HTTP-based protocols used by object stores (e.g., S3 GET with range requests), which are slower than local filesystem I/O.
To compensate for this latency, it is recommended to increase the number of data loading workers using the --num-workers
argument in your training command:
python pretrain_gpt.py --num-workers 8 ...
Increasing the number of workers allows more parallel reads from object storage, helping to mask I/O latency and maintain high GPU utilization during training.
Checkpoint Loading
When using MSC to load checkpoints from object storage, it is important to configure the cache section in your MSC configuration file. This local cache is used to store downloaded checkpoint data and metadata, which significantly reduces load time and memory usage.
Example:
cache:
size: 500G
location: /tmp/msc_cache
For optimal performance, configure the cache directory on a high-speed local storage device such as an NVMe SSD.

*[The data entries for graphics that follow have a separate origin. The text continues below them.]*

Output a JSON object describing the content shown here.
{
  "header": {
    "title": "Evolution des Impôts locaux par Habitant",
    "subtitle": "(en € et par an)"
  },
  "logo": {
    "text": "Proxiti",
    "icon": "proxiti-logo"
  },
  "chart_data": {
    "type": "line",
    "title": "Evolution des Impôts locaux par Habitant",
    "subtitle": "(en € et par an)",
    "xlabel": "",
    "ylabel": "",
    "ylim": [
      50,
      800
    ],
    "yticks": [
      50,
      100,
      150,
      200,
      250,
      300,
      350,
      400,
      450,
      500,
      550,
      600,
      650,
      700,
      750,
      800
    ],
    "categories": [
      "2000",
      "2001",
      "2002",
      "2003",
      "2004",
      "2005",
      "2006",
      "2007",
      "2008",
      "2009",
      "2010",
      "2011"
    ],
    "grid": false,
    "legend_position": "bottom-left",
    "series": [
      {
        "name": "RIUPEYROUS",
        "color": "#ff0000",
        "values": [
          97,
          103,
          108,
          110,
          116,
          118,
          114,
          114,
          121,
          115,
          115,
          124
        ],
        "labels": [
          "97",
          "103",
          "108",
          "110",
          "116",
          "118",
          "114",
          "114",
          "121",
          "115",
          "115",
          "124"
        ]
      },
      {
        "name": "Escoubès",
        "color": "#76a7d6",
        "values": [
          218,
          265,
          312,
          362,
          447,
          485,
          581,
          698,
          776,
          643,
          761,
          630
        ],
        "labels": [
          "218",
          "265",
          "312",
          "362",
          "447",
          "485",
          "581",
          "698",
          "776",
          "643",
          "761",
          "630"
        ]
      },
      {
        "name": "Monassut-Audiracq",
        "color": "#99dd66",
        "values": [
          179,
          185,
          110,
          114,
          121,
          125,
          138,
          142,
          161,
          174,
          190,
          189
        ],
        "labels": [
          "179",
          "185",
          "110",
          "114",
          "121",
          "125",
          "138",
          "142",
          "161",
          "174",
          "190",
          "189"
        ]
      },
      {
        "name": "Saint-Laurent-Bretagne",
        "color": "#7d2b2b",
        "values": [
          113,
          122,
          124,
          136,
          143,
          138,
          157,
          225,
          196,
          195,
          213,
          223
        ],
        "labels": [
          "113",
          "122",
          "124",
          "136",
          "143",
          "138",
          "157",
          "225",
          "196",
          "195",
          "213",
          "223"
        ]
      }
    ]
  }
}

Additional Resources and Advanced Configuration#
Refer to the MSC Configuration Documentation for complete documentation on MSC configuration options, including detailed information about supported storage providers, credentials management, and advanced caching strategies.
MSC supports collecting observability metrics and traces to help monitor and debug data access patterns during training. These metrics can help you identify bottlenecks in your data loading pipeline, optimize caching strategies, and monitor resource utilization when training with large datasets in object storage. For more information about MSC’s observability features, see the MSC Observability Documentation.
MSC offers an experimental Rust client that bypasses Python’s Global Interpreter Lock (GIL) to significantly improve performance for multi-threaded I/O operations. The Rust client supports AWS S3, SwiftStack, and Google Cloud Storage, enabling true concurrent execution for much better performance compared to the Python implementation. To enable it, add rust_client: {}
to your storage provider configuration. For more details, see the MSC Rust Client Documentation.